Weiner voltou ao princípio da proporcionalidade jus ad bellum  ao pensar sobre as consequências da escala na resposta a um ataque como o conduzido pelo Hamas em 7 de outubro. Esse princípio é diferente do conceito jus in bello  de proporcionalidade, que exige que os militares vantagens de uma ação específica a serem ponderadas em relação aos danos civis. No âmbito da proporcionalidade jus ad bellum , há também a necessidade de avaliar se o âmbito global de uma campanha militar é proporcional à causa que desencadeou a resposta.

Mas, advertiu Weiner, o teste de proporcionalidade jus ad bellum  “está entre os padrões mais notoriamente confusos e ambíguos usados”.  

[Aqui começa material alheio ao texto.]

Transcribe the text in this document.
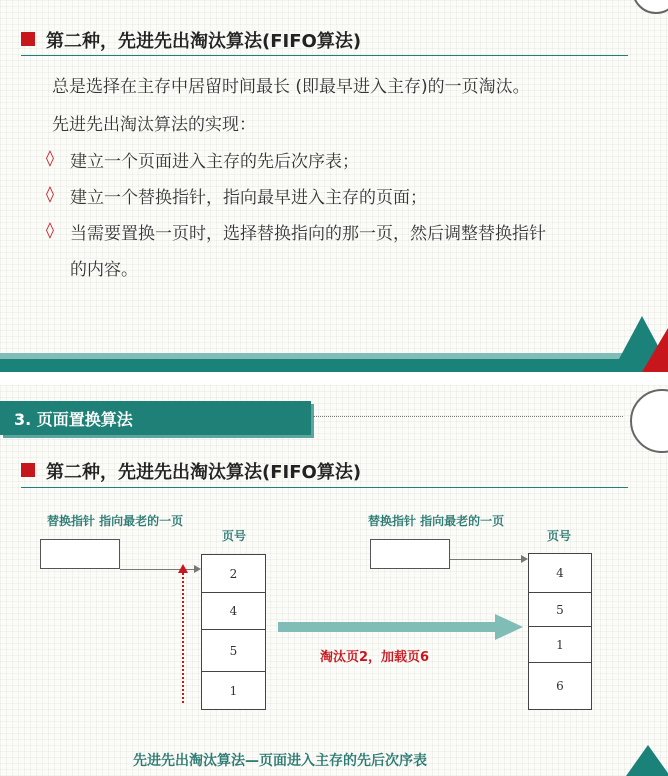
第二种，先进先出淘汰算法(FIFO算法)
总是选择在主存中居留时间最长 (即最早进入主存)的一页淘汰。
先进先出淘汰算法的实现：
◊ 建立一个页面进入主存的先后次序表；
◊ 建立一个替换指针，指向最早进入主存的页面；
◊ 当需要置换一页时，选择替换指向的那一页，然后调整替换指针
的内容。
3. 页面置换算法
第二种，先进先出淘汰算法(FIFO算法)
替换指针 指向最老的一页
页号
2
4
5
1
淘汰页2，加载页6
替换指针 指向最老的一页
页号
4
5
1
6
先进先出淘汰算法—页面进入主存的先后次序表
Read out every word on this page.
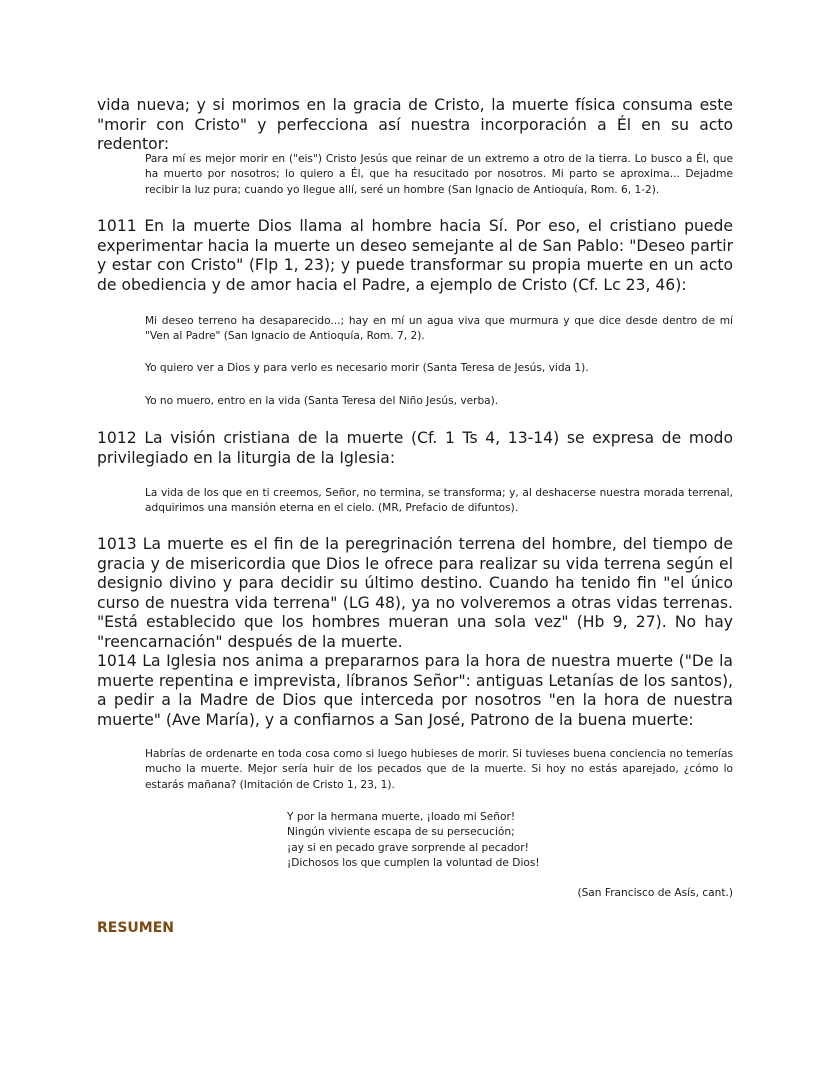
vida nueva; y si morimos en la gracia de Cristo, la muerte física consuma este "morir con Cristo" y perfecciona así nuestra incorporación a Él en su acto redentor:

Para mí es mejor morir en ("eis") Cristo Jesús que reinar de un extremo a otro de la tierra. Lo busco a Él, que ha muerto por nosotros; lo quiero a Él, que ha resucitado por nosotros. Mi parto se aproxima... Dejadme recibir la luz pura; cuando yo llegue allí, seré un hombre (San Ignacio de Antioquía, Rom. 6, 1-2).

1011 En la muerte Dios llama al hombre hacia Sí. Por eso, el cristiano puede experimentar hacia la muerte un deseo semejante al de San Pablo: "Deseo partir y estar con Cristo" (Flp 1, 23); y puede transformar su propia muerte en un acto de obediencia y de amor hacia el Padre, a ejemplo de Cristo (Cf. Lc 23, 46):

Mi deseo terreno ha desaparecido...; hay en mí un agua viva que murmura y que dice desde dentro de mí "Ven al Padre" (San Ignacio de Antioquía, Rom. 7, 2).

Yo quiero ver a Dios y para verlo es necesario morir (Santa Teresa de Jesús, vida 1).

Yo no muero, entro en la vida (Santa Teresa del Niño Jesús, verba).

1012 La visión cristiana de la muerte (Cf. 1 Ts 4, 13-14) se expresa de modo privilegiado en la liturgia de la Iglesia:

La vida de los que en ti creemos, Señor, no termina, se transforma; y, al deshacerse nuestra morada terrenal, adquirimos una mansión eterna en el cielo. (MR, Prefacio de difuntos).

1013 La muerte es el fin de la peregrinación terrena del hombre, del tiempo de gracia y de misericordia que Dios le ofrece para realizar su vida terrena según el designio divino y para decidir su último destino. Cuando ha tenido fin "el único curso de nuestra vida terrena" (LG 48), ya no volveremos a otras vidas terrenas. "Está establecido que los hombres mueran una sola vez" (Hb 9, 27). No hay "reencarnación" después de la muerte.

1014 La Iglesia nos anima a prepararnos para la hora de nuestra muerte ("De la muerte repentina e imprevista, líbranos Señor": antiguas Letanías de los santos), a pedir a la Madre de Dios que interceda por nosotros "en la hora de nuestra muerte" (Ave María), y a confiarnos a San José, Patrono de la buena muerte:

Habrías de ordenarte en toda cosa como si luego hubieses de morir. Si tuvieses buena conciencia no temerías mucho la muerte. Mejor sería huir de los pecados que de la muerte. Si hoy no estás aparejado, ¿cómo lo estarás mañana? (Imitación de Cristo 1, 23, 1).

Y por la hermana muerte, ¡loado mi Señor!
Ningún viviente escapa de su persecución;
¡ay si en pecado grave sorprende al pecador!
¡Dichosos los que cumplen la voluntad de Dios!

(San Francisco de Asís, cant.)

RESUMEN
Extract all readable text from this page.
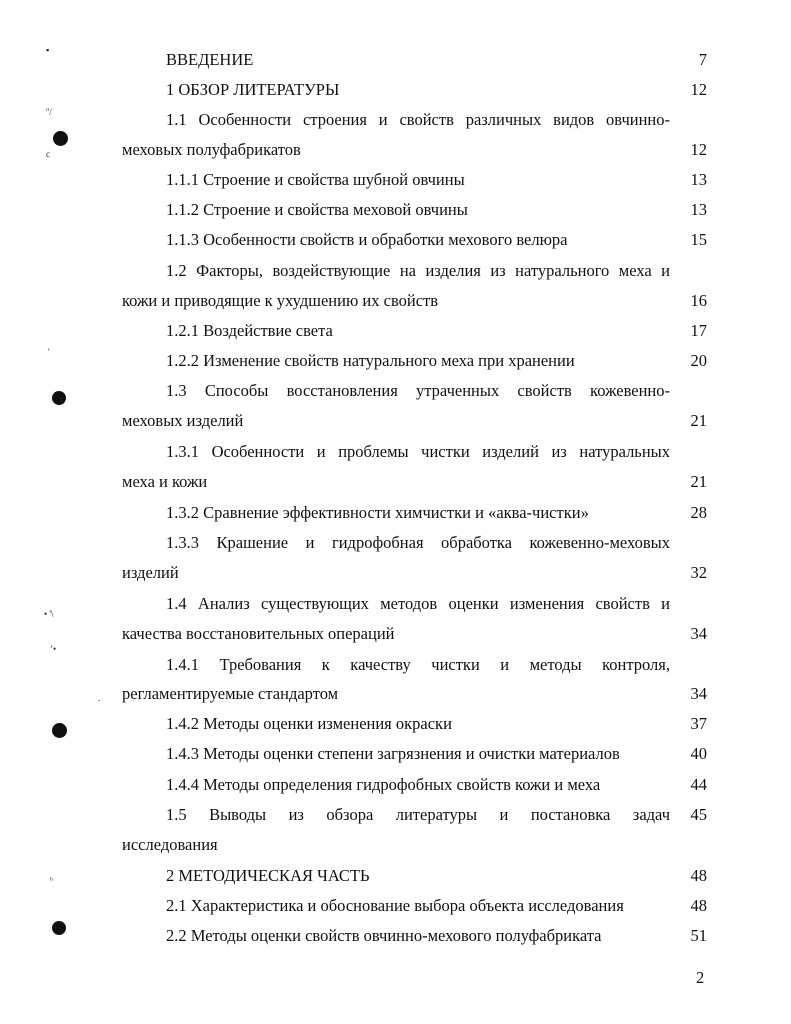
▪
''/
c
'
• '\
ʼ•
.
ʰ
ВВЕДЕНИЕ	7
1 ОБЗОР ЛИТЕРАТУРЫ	12
1.1 Особенности строения и свойств различных видов овчинно-
меховых полуфабрикатов	12
1.1.1 Строение и свойства шубной овчины	13
1.1.2 Строение и свойства меховой овчины	13
1.1.3 Особенности свойств и обработки мехового велюра	15
1.2 Факторы, воздействующие на изделия из натурального меха и
кожи и приводящие к ухудшению их свойств	16
1.2.1 Воздействие света	17
1.2.2 Изменение свойств натурального меха при хранении	20
1.3 Способы восстановления утраченных свойств кожевенно-
меховых изделий	21
1.3.1 Особенности и проблемы чистки изделий из натуральных
меха и кожи	21
1.3.2 Сравнение эффективности химчистки и «аква-чистки»	28
1.3.3 Крашение и гидрофобная обработка кожевенно-меховых
изделий	32
1.4 Анализ существующих методов оценки изменения свойств и
качества восстановительных операций	34
1.4.1 Требования к качеству чистки и методы контроля,
регламентируемые стандартом	34
1.4.2 Методы оценки изменения окраски	37
1.4.3 Методы оценки степени загрязнения и очистки материалов	40
1.4.4 Методы определения гидрофобных свойств кожи и меха	44
1.5 Выводы из обзора литературы и постановка задач	45
исследования
2 МЕТОДИЧЕСКАЯ ЧАСТЬ	48
2.1 Характеристика и обоснование выбора объекта исследования	48
2.2 Методы оценки свойств овчинно-мехового полуфабриката	51
2
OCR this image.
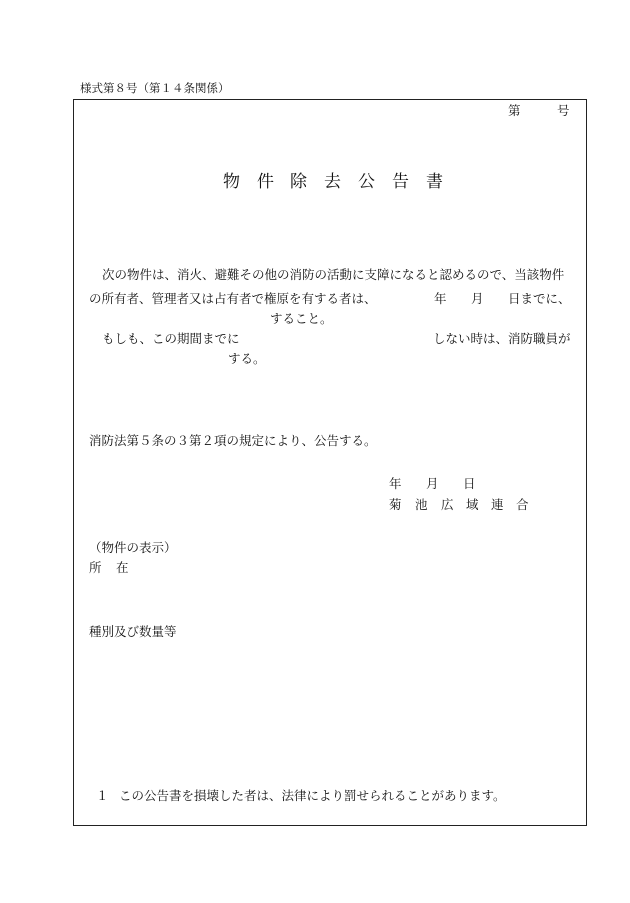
様式第８号（第１４条関係）
第	号
物 件 除 去 公 告 書
次の物件は、消火、避難その他の消防の活動に支障になると認めるので、当該物件
の所有者、管理者又は占有者で権原を有する者は、	年 月 日までに、
すること。
もしも、この期間までに	しない時は、消防職員が
する。
消防法第５条の３第２項の規定により、公告する。
年 月 日
菊 池 広 域 連 合
（物件の表示）
所 在
種別及び数量等
１ この公告書を損壊した者は、法律により罰せられることがあります。
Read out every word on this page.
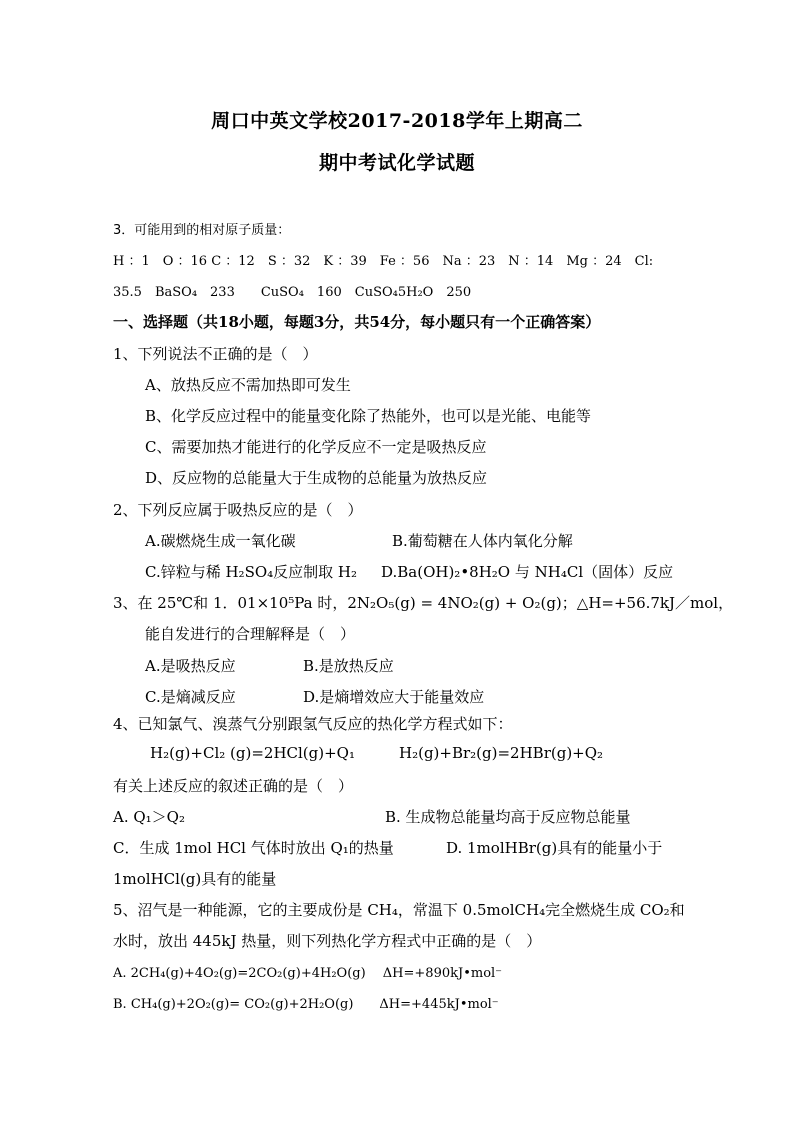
周口中英文学校2017-2018学年上期高二
期中考试化学试题
3．可能用到的相对原子质量：
H ：1　O ：16 C ：12　S ：32　K ：39　Fe ：56　Na ：23　N ：14　Mg ：24　Cl:
35.5　BaSO₄　233　　CuSO₄　160　CuSO₄5H₂O　250
一、选择题（共18小题，每题3分，共54分，每小题只有一个正确答案）
1、下列说法不正确的是（　）
A、放热反应不需加热即可发生
B、化学反应过程中的能量变化除了热能外，也可以是光能、电能等
C、需要加热才能进行的化学反应不一定是吸热反应
D、反应物的总能量大于生成物的总能量为放热反应
2、下列反应属于吸热反应的是（　）
A.碳燃烧生成一氧化碳	B.葡萄糖在人体内氧化分解
C.锌粒与稀 H₂SO₄反应制取 H₂ D.Ba(OH)₂•8H₂O 与 NH₄Cl（固体）反应
3、在 25℃和 1．01×10⁵Pa 时，2N₂O₅(g) = 4NO₂(g) + O₂(g)；△H=+56.7kJ／mol，
能自发进行的合理解释是（　）
A.是吸热反应	B.是放热反应
C.是熵减反应	D.是熵增效应大于能量效应
4、已知氯气、溴蒸气分别跟氢气反应的热化学方程式如下：
H₂(g)+Cl₂ (g)=2HCl(g)+Q₁	H₂(g)+Br₂(g)=2HBr(g)+Q₂
有关上述反应的叙述正确的是（　）
A. Q₁＞Q₂	B. 生成物总能量均高于反应物总能量
C．生成 1mol HCl 气体时放出 Q₁的热量	D. 1molHBr(g)具有的能量小于
1molHCl(g)具有的能量
5、沼气是一种能源，它的主要成份是 CH₄，常温下 0.5molCH₄完全燃烧生成 CO₂和
水时，放出 445kJ 热量，则下列热化学方程式中正确的是（　）
A. 2CH₄(g)+4O₂(g)=2CO₂(g)+4H₂O(g)　 ΔH=+890kJ•mol⁻
B. CH₄(g)+2O₂(g)= CO₂(g)+2H₂O(g)　　ΔH=+445kJ•mol⁻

Olhando especificamente para Gaza, Weiner continuou: “Eu estipulo que destruir o Hamas é um objetivo de guerra legítimo para Israel nestas circunstâncias. Mas se não se pode fazer isso sem causar danos excessivos, pergunto-me se o objetivo do Estado ao recorrer à guerra se tornou maior do que o dano que está a causar.”
 
Além da vingança

Embora as leis e os precedentes legais possam fornecer um tipo de estrutura formal para a conduta em conflitos, Sagan e Weiner também reconheceram o papel muito impactante que a emoção e os impulsos humanos desempenham na forma como o espírito dessas estruturas é interpretado. 

Falando sobre os dados que ele e seus colegas coletaram sobre  a relação entre identidade, nacionalismo e a ética da guerra , Sagan admitiu que: “Estou preocupado que neste conflito e em outros, o desejo de vingança possa facilmente obscurecer os julgamentos sobre o que é certo e o que está errado." 

Refletindo sobre suas próprias experiências, Weiner fez a seguinte consideração:

“Tendo vivido a resposta americana ao 11 de Setembro, senti que, porque havia tanta procura de retribuição e de vingança, algo nas nossas normas, valores e práticas mudou nos Estados Unidos. E, obscurecidos por esse sentimento de vingança, penso que depois do 11 de Setembro os Estados Unidos tomaram uma série de decisões que se revelaram decisões muito más do ponto de vista da segurança nacional e do ponto de vista humanitário. E preocupo-me que o mesmo possa ser verdade em Israel, particularmente no que diz respeito ao âmbito dos objetivos de guerra que está a estabelecer.”

À medida que o conflito continua e mais informações se tornam disponíveis, Sagan encorajou os presentes a serem criteriosos e abertos no seu pensamento e análise, mesmo – e particularmente – quando isso possa ser desconfortável.

“Em casos como o que estamos a assistir agora, temos que ser muito rigorosos sobre o que são fatos e o que são valores. Temos direitos aos nossos próprios valores e às nossas próprias interpretações. Mas não temos direitos sobre os nossos próprios fatos”, disse Sagan.